Il n'y a aucune valeur ajoutée au Brexit  !

Mais le temps presse. La date butoir du Brexit a été certes légèrement repoussée au 12 avril (au lieu du 29 mars) et la perspective d'un « no deal par accident », selon l'expression de Michel Barnier, se dessine fortement. Tous les leaders européens expriment des inquiétudes pour les droits des citoyens, soit 3,5 millions d'Européens au Royaume-Uni et 1,5 million de Britanniques en Europe. « Cette sécurité des droits des citoyens restera en toute hypothèse, dans l'espoir d'un accord que nous attendons, mais aussi dans l'hypothèse que nous ne souhaitons pas mais que nous préparons un « no deal », la priorité, » indiquait Michel Barnier, le négociateur en chef européen, au Parlement européen, avant les votes indicatifs.
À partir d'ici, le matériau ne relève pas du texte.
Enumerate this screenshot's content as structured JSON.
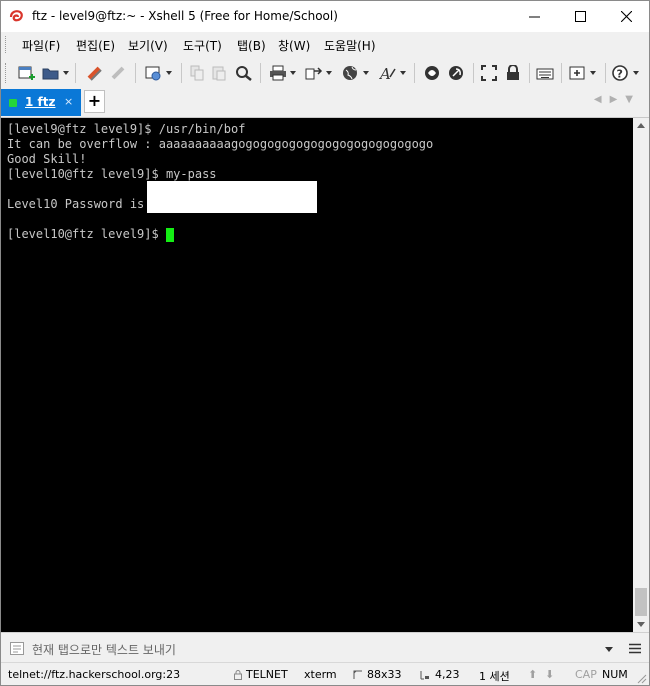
{
  "window": {
    "title": "ftz - level9@ftz:~ - Xshell 5 (Free for Home/School)"
  },
  "menu": {
    "items": [
      "파일(F)",
      "편집(E)",
      "보기(V)",
      "도구(T)",
      "탭(B)",
      "창(W)",
      "도움말(H)"
    ]
  },
  "toolbar": {
    "icons": [
      "new-session-icon",
      "open-folder-icon",
      "reconnect-icon",
      "disconnect-icon",
      "properties-icon",
      "copy-icon",
      "paste-icon",
      "find-icon",
      "print-icon",
      "transfer-icon",
      "globe-icon",
      "font-icon",
      "xftp-icon",
      "xmanager-icon",
      "fullscreen-icon",
      "lock-icon",
      "keyboard-icon",
      "new-tab-icon",
      "help-icon"
    ]
  },
  "tabs": {
    "active_label": "1 ftz",
    "close_glyph": "×",
    "add_glyph": "+"
  },
  "terminal": {
    "lines": [
      "[level9@ftz level9]$ /usr/bin/bof",
      "It can be overflow : aaaaaaaaaagogogogogogogogogogogogogogo",
      "Good Skill!",
      "[level10@ftz level9]$ my-pass",
      "",
      "Level10 Password is ",
      "",
      "[level10@ftz level9]$ "
    ],
    "colors": {
      "background": "#000000",
      "text": "#c8c8c8",
      "cursor": "#14ee14"
    }
  },
  "compose": {
    "placeholder": "현재 탭으로만 텍스트 보내기"
  },
  "status": {
    "connection": "telnet://ftz.hackerschool.org:23",
    "protocol": "TELNET",
    "terminal_type": "xterm",
    "size": "88x33",
    "cursor_pos": "4,23",
    "sessions": "1 세션",
    "caps": "CAP",
    "num": "NUM"
  },
  "colors": {
    "tab_active": "#0a78d7",
    "tab_indicator": "#25d63c"
  }
}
Toujours dans un registre qui oscille entre l'humour et la provocation, Nigel Farrage, le chef de file à Strasbourg du parti pour l'indépendance du Royaume-Uni (Ukip), a comparé l'accord de retrait du Royaume-Uni avec le traité de Versailles postérieur à la Grande Guerre. « Ce traité aujourd'hui, c'est la version moderne. Nous avons une facture de réparation de 39 milliards d'euros et qu'avons-nous en échange  ? Rien  ! s'est-il exclamé au Parlement européen. Nous avons l'annexion d'une partie de notre territoire national sous la forme de l'Irlande du Nord. Ce traité est inacceptable  ! C'est un mauvais texte. Ce n'est pas le Brexit et il ne passera pas. »

 

« Personne à Bruxelles ne souhaite voler le vote du peuple britannique, mais ce n'est pas à Bruxelles que nous faisons le choix de quitter l'Union européenne, lui a rétorqué Michel Barnier. C'est vous qui faites ce choix, c'est vous qui devez prendre vos responsabilités et faire face aux conséquences de ces décisions, personne d'autre. (...) Depuis deux ans, nous travaillons sur cette négociation qui reste négative. Il n'y a aucune valeur ajoutée au Brexit  ! Personne, même pas M. Farage, qui est à côté de moi en ce moment, n'a été capable de me démontrer la valeur ajoutée du Brexit. Personne  ! C'est une négociation négative. C'est lose-lose  ! Nous devons donc trouver un accord pour limiter intelligemment les conséquences de cette négociation et puis en finir d'une manière ou d'une autre le plus tôt possible. (...) C'est maintenant (au Royaume-Uni, NDLR) de prendre ses responsabilités, de choisir son avenir et aussi d'assumer enfin les conséquences des décisions qu'il prend. Parce que cette négociation, ce n'est pas une négociation commerciale, ce n'est pas du bargaining. Il ne s'agit pas de faire des concessions de part et d'autre. On n'a jamais travaillé dans cet état d'esprit. C'est un processus de sortie. Le Royaume-Uni quitte l'Union européenne, veut quitter, nous dit-on, le marché unique, veut quitter l'union douanière en en prenant la responsabilité et en en assumant les conséquences, même s'il peut toujours rester. Comme l'a dit le président Tusk, tout est possible jusqu'au 11 avril. »

Tout est possible, en effet. Mais personne n'y voit clair en ce jeudi 28 mars... à 15 jours de la date butoir et à bientôt 3 ans du référendum sur la sortie du Royaume-Uni de l'Union européenne.